4. Avoid supine positions (lying on the back)
Supine positions are avoided at this stage as many women feel nauseous or dizzy lying in this position. This is because the baby can sit right on top of the main blood vessels as they exit the spine and cause less blood to pump through. This can not only make the mother feel dizzy, but can also be dangerous as less oxygen is passed to the baby.

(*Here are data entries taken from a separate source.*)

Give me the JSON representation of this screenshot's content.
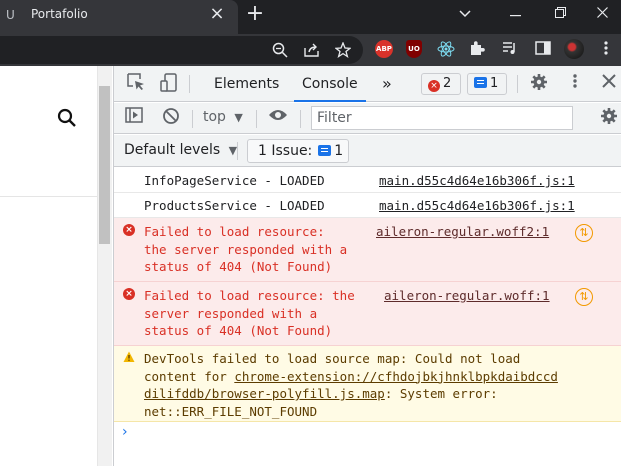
{
  "browser": {
    "tab_title": "Portafolio",
    "tab_favicon": "U"
  },
  "extensions": {
    "abp_label": "ABP",
    "ublock_label": "UO"
  },
  "devtools": {
    "tabs": [
      {
        "label": "Elements"
      },
      {
        "label": "Console"
      }
    ],
    "more_tabs": "»",
    "error_count": "2",
    "message_count": "1",
    "context": "top",
    "filter_placeholder": "Filter",
    "levels_label": "Default levels",
    "issues_label": "1 Issue:",
    "issues_count": "1"
  },
  "console": {
    "messages": [
      {
        "type": "info",
        "text": "InfoPageService - LOADED",
        "source": "main.d55c4d64e16b306f.js:1"
      },
      {
        "type": "info",
        "text": "ProductsService - LOADED",
        "source": "main.d55c4d64e16b306f.js:1"
      },
      {
        "type": "error",
        "text": "Failed to load resource:\nthe server responded with a\nstatus of 404 (Not Found)",
        "source": "aileron-regular.woff2:1"
      },
      {
        "type": "error",
        "text": "Failed to load resource: the\nserver responded with a\nstatus of 404 (Not Found)",
        "source": "aileron-regular.woff:1"
      },
      {
        "type": "warning",
        "line1": "DevTools failed to load source map: Could not load",
        "line2_prefix": "content for ",
        "link_a": "chrome-extension://cfhdojbkjhnklbpkdaibdccd",
        "link_b": "dilifddb/browser-polyfill.js.map",
        "line3_suffix": ": System error:",
        "line4": "net::ERR_FILE_NOT_FOUND"
      }
    ],
    "prompt_symbol": "›"
  }
}
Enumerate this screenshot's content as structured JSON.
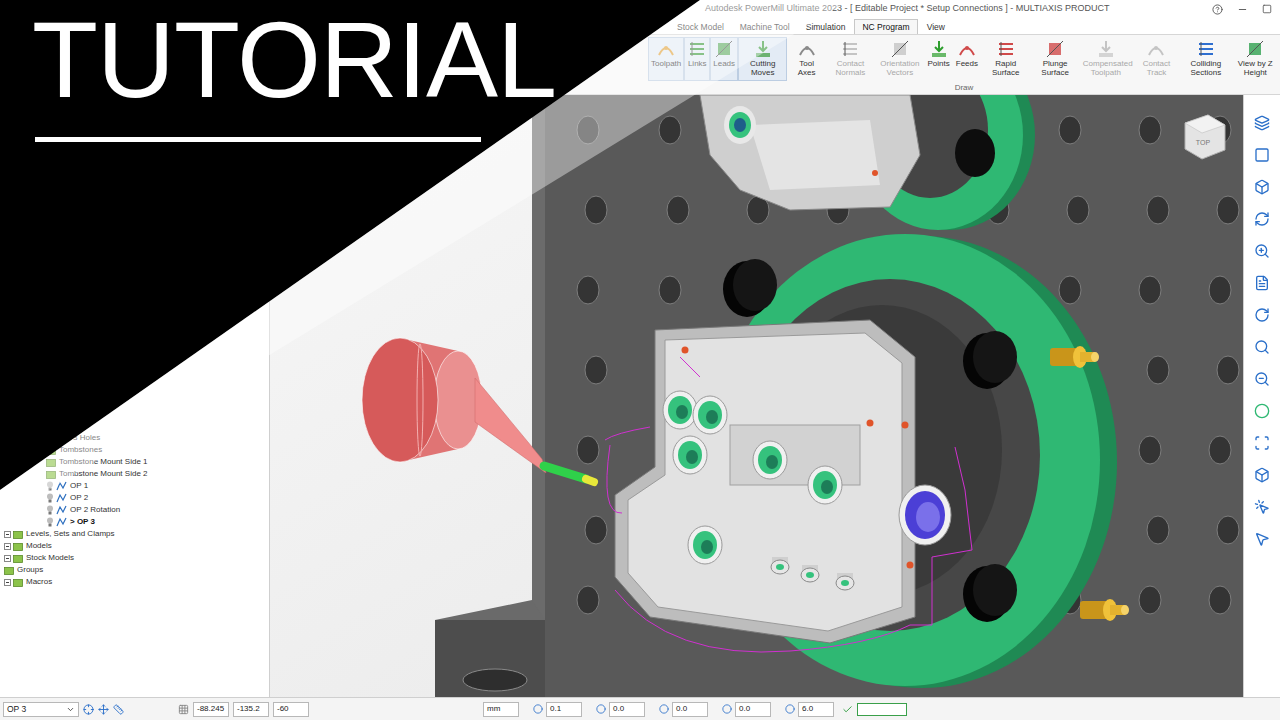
{
  "window": {
    "title": "Autodesk PowerMill Ultimate 2023 - [ Editable Project * Setup Connections ] - MULTIAXIS PRODUCT"
  },
  "overlay": {
    "heading": "TUTORIAL"
  },
  "menu_tabs": [
    {
      "label": "Stock Model",
      "selected": false
    },
    {
      "label": "Machine Tool",
      "selected": false
    },
    {
      "label": "Simulation",
      "selected": false
    },
    {
      "label": "NC Program",
      "selected": true
    },
    {
      "label": "View",
      "selected": false
    }
  ],
  "ribbon": {
    "group": "Draw",
    "buttons": [
      {
        "label": "Toolpath",
        "active": true,
        "disabled": false
      },
      {
        "label": "Links",
        "active": true,
        "disabled": false
      },
      {
        "label": "Leads",
        "active": true,
        "disabled": false
      },
      {
        "label": "Cutting Moves",
        "active": true,
        "disabled": false
      },
      {
        "label": "Tool Axes",
        "active": false,
        "disabled": false
      },
      {
        "label": "Contact Normals",
        "active": false,
        "disabled": true
      },
      {
        "label": "Orientation Vectors",
        "active": false,
        "disabled": true
      },
      {
        "label": "Points",
        "active": false,
        "disabled": false
      },
      {
        "label": "Feeds",
        "active": false,
        "disabled": false
      },
      {
        "label": "Rapid Surface",
        "active": false,
        "disabled": false
      },
      {
        "label": "Plunge Surface",
        "active": false,
        "disabled": false
      },
      {
        "label": "Compensated Toolpath",
        "active": false,
        "disabled": true
      },
      {
        "label": "Contact Track",
        "active": false,
        "disabled": true
      },
      {
        "label": "Colliding Sections",
        "active": false,
        "disabled": false
      },
      {
        "label": "View by Z Height",
        "active": false,
        "disabled": false
      }
    ]
  },
  "explorer": {
    "items": [
      {
        "label": "3 Holes",
        "depth": 4,
        "kind": "item",
        "expandable": false,
        "active": false
      },
      {
        "label": "Tombstones",
        "depth": 3,
        "kind": "folder",
        "expandable": false,
        "active": false
      },
      {
        "label": "Tombstone Mount Side 1",
        "depth": 3,
        "kind": "folder",
        "expandable": false,
        "active": false
      },
      {
        "label": "Tombstone Mount Side 2",
        "depth": 3,
        "kind": "folder",
        "expandable": false,
        "active": false
      },
      {
        "label": "OP 1",
        "depth": 3,
        "kind": "op",
        "expandable": false,
        "active": false
      },
      {
        "label": "OP 2",
        "depth": 3,
        "kind": "op",
        "expandable": false,
        "active": false
      },
      {
        "label": "OP 2 Rotation",
        "depth": 3,
        "kind": "op",
        "expandable": false,
        "active": false
      },
      {
        "label": "> OP 3",
        "depth": 3,
        "kind": "op",
        "expandable": false,
        "active": true
      },
      {
        "label": "Levels, Sets and Clamps",
        "depth": 0,
        "kind": "folder",
        "expandable": true,
        "active": false
      },
      {
        "label": "Models",
        "depth": 0,
        "kind": "folder",
        "expandable": true,
        "active": false
      },
      {
        "label": "Stock Models",
        "depth": 0,
        "kind": "folder",
        "expandable": true,
        "active": false
      },
      {
        "label": "Groups",
        "depth": 0,
        "kind": "folder",
        "expandable": false,
        "active": false
      },
      {
        "label": "Macros",
        "depth": 0,
        "kind": "folder",
        "expandable": true,
        "active": false
      }
    ]
  },
  "viewport": {
    "view_cube": "TOP"
  },
  "status_bar": {
    "toolpath": "OP 3",
    "coords": [
      "-88.245",
      "-135.2",
      "-60"
    ],
    "units": "mm",
    "fields": [
      "0.1",
      "0.0",
      "0.0",
      "0.0",
      "6.0"
    ]
  }
}
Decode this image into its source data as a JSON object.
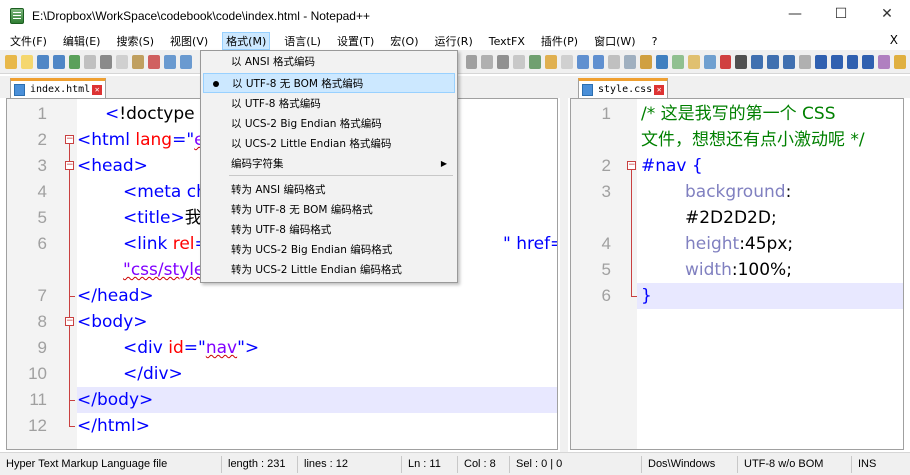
{
  "window": {
    "title": "E:\\Dropbox\\WorkSpace\\codebook\\code\\index.html - Notepad++",
    "minimize": "—",
    "maximize": "☐",
    "close": "✕"
  },
  "menu": {
    "items": [
      "文件(F)",
      "编辑(E)",
      "搜索(S)",
      "视图(V)",
      "格式(M)",
      "语言(L)",
      "设置(T)",
      "宏(O)",
      "运行(R)",
      "TextFX",
      "插件(P)",
      "窗口(W)",
      "?"
    ],
    "close_x": "X",
    "open_index": 4
  },
  "format_menu": {
    "items": [
      {
        "label": "以 ANSI 格式编码",
        "checked": false,
        "highlighted": false
      },
      {
        "label": "以 UTF-8 无 BOM 格式编码",
        "checked": true,
        "highlighted": true
      },
      {
        "label": "以 UTF-8 格式编码",
        "checked": false,
        "highlighted": false
      },
      {
        "label": "以 UCS-2 Big Endian 格式编码",
        "checked": false,
        "highlighted": false
      },
      {
        "label": "以 UCS-2 Little Endian 格式编码",
        "checked": false,
        "highlighted": false
      },
      {
        "label": "编码字符集",
        "submenu": true
      },
      {
        "label": "转为 ANSI 编码格式"
      },
      {
        "label": "转为 UTF-8 无 BOM 编码格式"
      },
      {
        "label": "转为 UTF-8 编码格式"
      },
      {
        "label": "转为 UCS-2 Big Endian 编码格式"
      },
      {
        "label": "转为 UCS-2 Little Endian 编码格式"
      }
    ]
  },
  "tabs": {
    "left": "index.html",
    "right": "style.css"
  },
  "left_editor": {
    "lines": [
      {
        "num": "1",
        "parts": [
          [
            "t-tag",
            "<"
          ],
          [
            "t-txt",
            "!doctype htm"
          ]
        ]
      },
      {
        "num": "2",
        "parts": [
          [
            "t-tag",
            "<html "
          ],
          [
            "t-attr",
            "lang"
          ],
          [
            "t-tag",
            "=\""
          ],
          [
            "t-str",
            "e"
          ]
        ]
      },
      {
        "num": "3",
        "parts": [
          [
            "t-tag",
            "<head>"
          ]
        ]
      },
      {
        "num": "4",
        "parts": [
          [
            "t-tag",
            "<meta ch"
          ]
        ]
      },
      {
        "num": "5",
        "parts": [
          [
            "t-tag",
            "<title>"
          ],
          [
            "t-txt",
            "我"
          ]
        ]
      },
      {
        "num": "6",
        "parts": [
          [
            "t-tag",
            "<link "
          ],
          [
            "t-attr",
            "rel"
          ],
          [
            "t-tag",
            "="
          ]
        ]
      },
      {
        "num": "",
        "parts": [
          [
            "t-str",
            "\"css/style"
          ]
        ]
      },
      {
        "num": "7",
        "parts": [
          [
            "t-tag",
            "</head>"
          ]
        ]
      },
      {
        "num": "8",
        "parts": [
          [
            "t-tag",
            "<body>"
          ]
        ]
      },
      {
        "num": "9",
        "parts": [
          [
            "t-tag",
            "<div "
          ],
          [
            "t-attr",
            "id"
          ],
          [
            "t-tag",
            "=\""
          ],
          [
            "t-str",
            "nav"
          ],
          [
            "t-tag",
            "\">"
          ]
        ]
      },
      {
        "num": "10",
        "parts": [
          [
            "t-tag",
            "</div>"
          ]
        ]
      },
      {
        "num": "11",
        "parts": [
          [
            "t-tag",
            "</body>"
          ]
        ]
      },
      {
        "num": "12",
        "parts": [
          [
            "t-tag",
            "</html>"
          ]
        ]
      }
    ],
    "href_fragment": "\" href="
  },
  "right_editor": {
    "lines": [
      {
        "num": "1",
        "parts": [
          [
            "t-com",
            "/* 这是我写的第一个 CSS"
          ]
        ]
      },
      {
        "num": "",
        "parts": [
          [
            "t-com",
            "文件，想想还有点小激动呢 */"
          ]
        ]
      },
      {
        "num": "2",
        "parts": [
          [
            "t-sel",
            "#nav "
          ],
          [
            "t-tag",
            "{"
          ]
        ]
      },
      {
        "num": "3",
        "parts": [
          [
            "t-prop",
            "background"
          ],
          [
            "t-val",
            ":"
          ]
        ]
      },
      {
        "num": "",
        "parts": [
          [
            "t-val",
            "#2D2D2D;"
          ]
        ]
      },
      {
        "num": "4",
        "parts": [
          [
            "t-prop",
            "height"
          ],
          [
            "t-val",
            ":45px;"
          ]
        ]
      },
      {
        "num": "5",
        "parts": [
          [
            "t-prop",
            "width"
          ],
          [
            "t-val",
            ":100%;"
          ]
        ]
      },
      {
        "num": "6",
        "parts": [
          [
            "t-tag",
            "}"
          ]
        ]
      }
    ]
  },
  "status": {
    "file_type": "Hyper Text Markup Language file",
    "length": "length : 231",
    "lines": "lines : 12",
    "ln": "Ln : 11",
    "col": "Col : 8",
    "sel": "Sel : 0 | 0",
    "eol": "Dos\\Windows",
    "encoding": "UTF-8 w/o BOM",
    "mode": "INS"
  },
  "colors": {
    "tag": "#0000ff",
    "attr": "#ff0000",
    "string": "#8000ff",
    "comment": "#008000",
    "current_line": "#e8e8ff",
    "tab_accent": "#f0a030"
  }
}
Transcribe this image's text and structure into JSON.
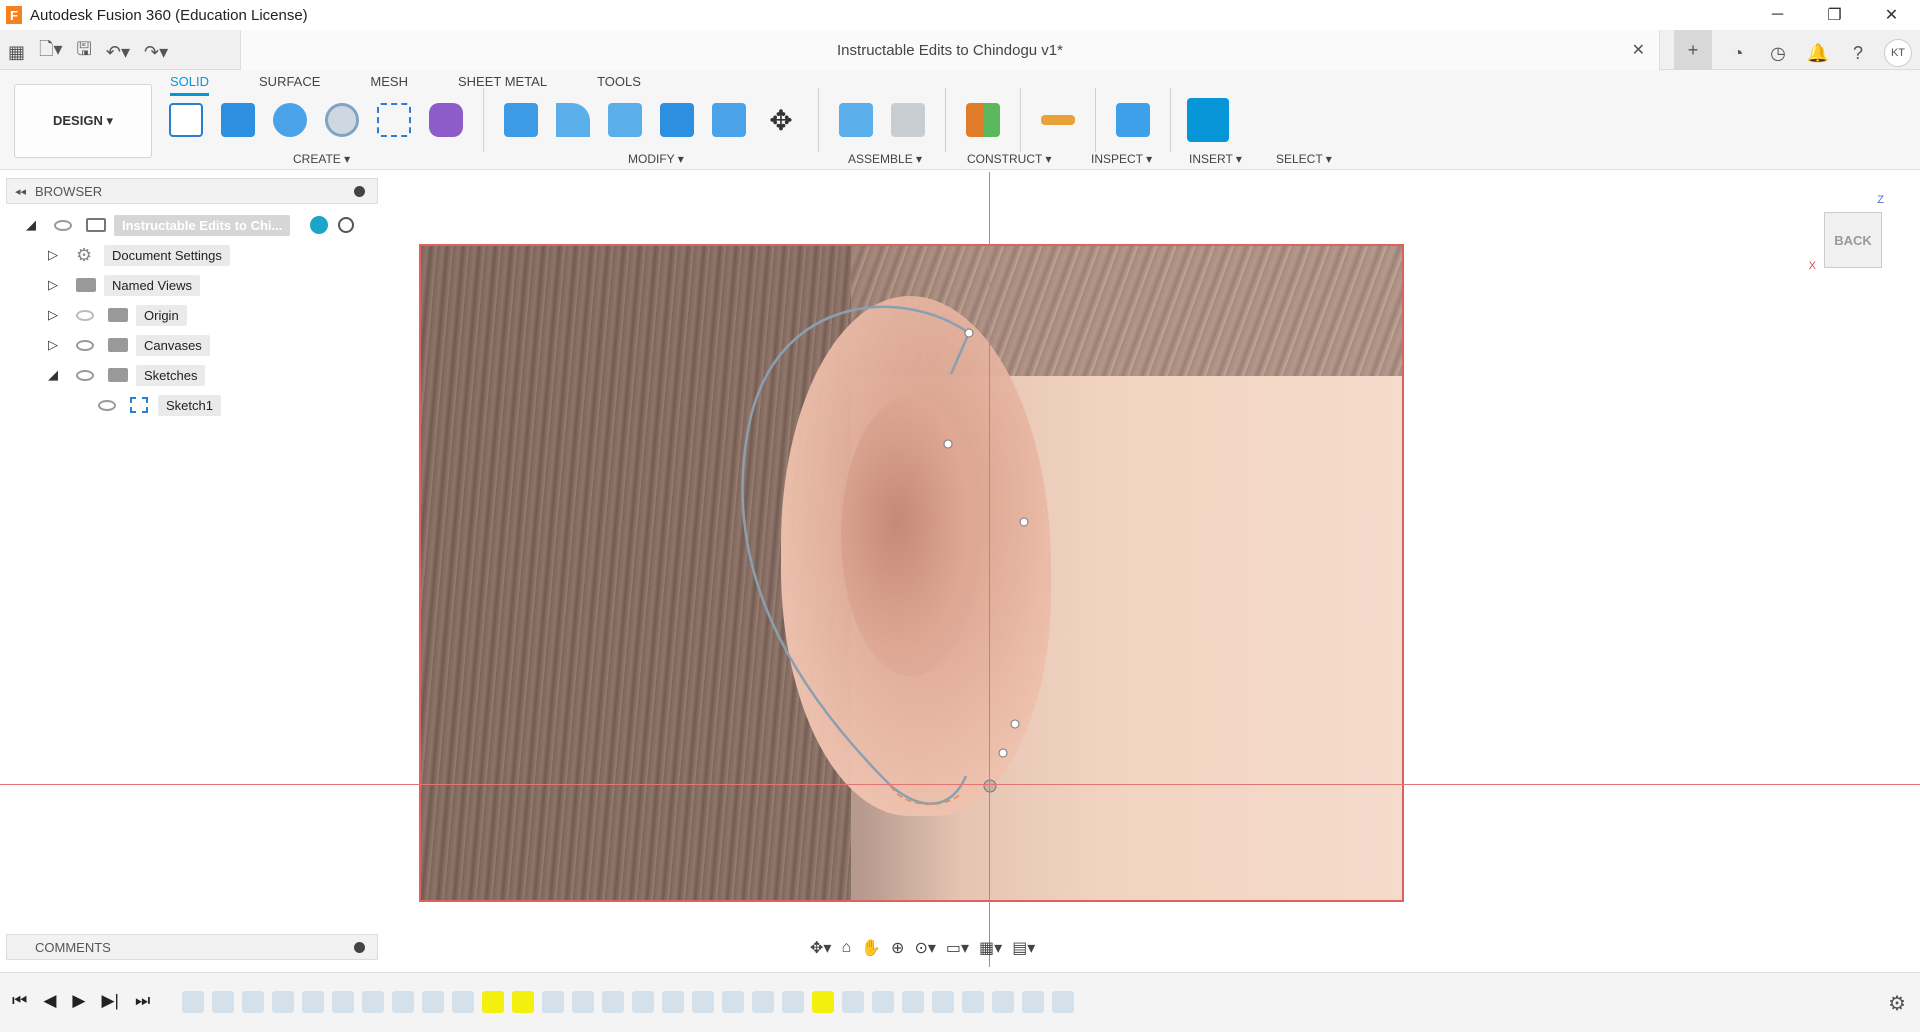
{
  "window": {
    "title": "Autodesk Fusion 360 (Education License)",
    "app_icon_letter": "F",
    "controls": [
      "─",
      "❐",
      "✕"
    ]
  },
  "toolbar": {
    "document_title": "Instructable Edits to Chindogu v1*",
    "close_glyph": "✕",
    "avatar_initials": "KT"
  },
  "ribbon": {
    "workspace_label": "DESIGN ▾",
    "tabs": [
      "SOLID",
      "SURFACE",
      "MESH",
      "SHEET METAL",
      "TOOLS"
    ],
    "active_tab": "SOLID",
    "groups": [
      "CREATE ▾",
      "MODIFY ▾",
      "ASSEMBLE ▾",
      "CONSTRUCT ▾",
      "INSPECT ▾",
      "INSERT ▾",
      "SELECT ▾"
    ]
  },
  "browser": {
    "header": "BROWSER",
    "root": "Instructable Edits to Chi...",
    "items": [
      {
        "label": "Document Settings"
      },
      {
        "label": "Named Views"
      },
      {
        "label": "Origin"
      },
      {
        "label": "Canvases"
      },
      {
        "label": "Sketches"
      },
      {
        "label": "Sketch1"
      }
    ]
  },
  "viewcube": {
    "face": "BACK",
    "axis_z": "Z",
    "axis_x": "X"
  },
  "comments": {
    "header": "COMMENTS"
  }
}
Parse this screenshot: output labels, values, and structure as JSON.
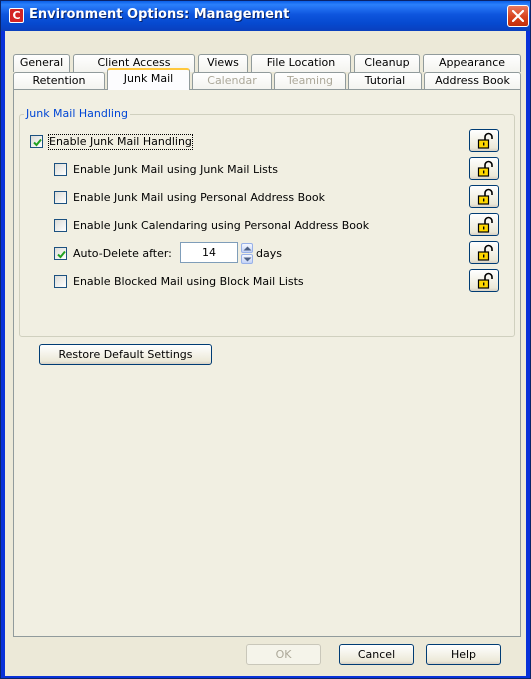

Third Trimester (27 weeks to birth)
During the third trimester, the mother’s posture changes dramatically due to the baby’s increased growth. A lordosis-kyphosis posture becomes more evident. For Pilates, the second trimester guidelines continue; however now avoiding ALL abdominal exercises including avoiding Double Leg Lift, as well as inner thigh work, supine and prone positions.
Other recommendations for exercising when pregnant include:
- Maintain a moderate intensity due to the cardiac changes the body is already in an exercised state, therefore don’t want to increase heart rate too much
- Keep cool avoid hot, humid conditions, wear loose clothing, stand near fan or air-conditioner if in gym. As the baby is not able to regulate temperature.
- Stay hydrated drink lots of water even if swimming.
- Warm-up and cool-down well – due to circulatory changes the mother will need to warm-up and cool-down to avoid blood pooling and leg cramps.
- Avoid breastroke, unilateral exercises, wide lunge/stance positions as this can put extra stress on pelvis.
- Activate pelvic floor muscles during all exercises to keep as strong as possible, during the later stages may be harder to feel.
- Stop if feeling dizzy, nauseous, if vaginal bleeding or leakage of amniotic fluid.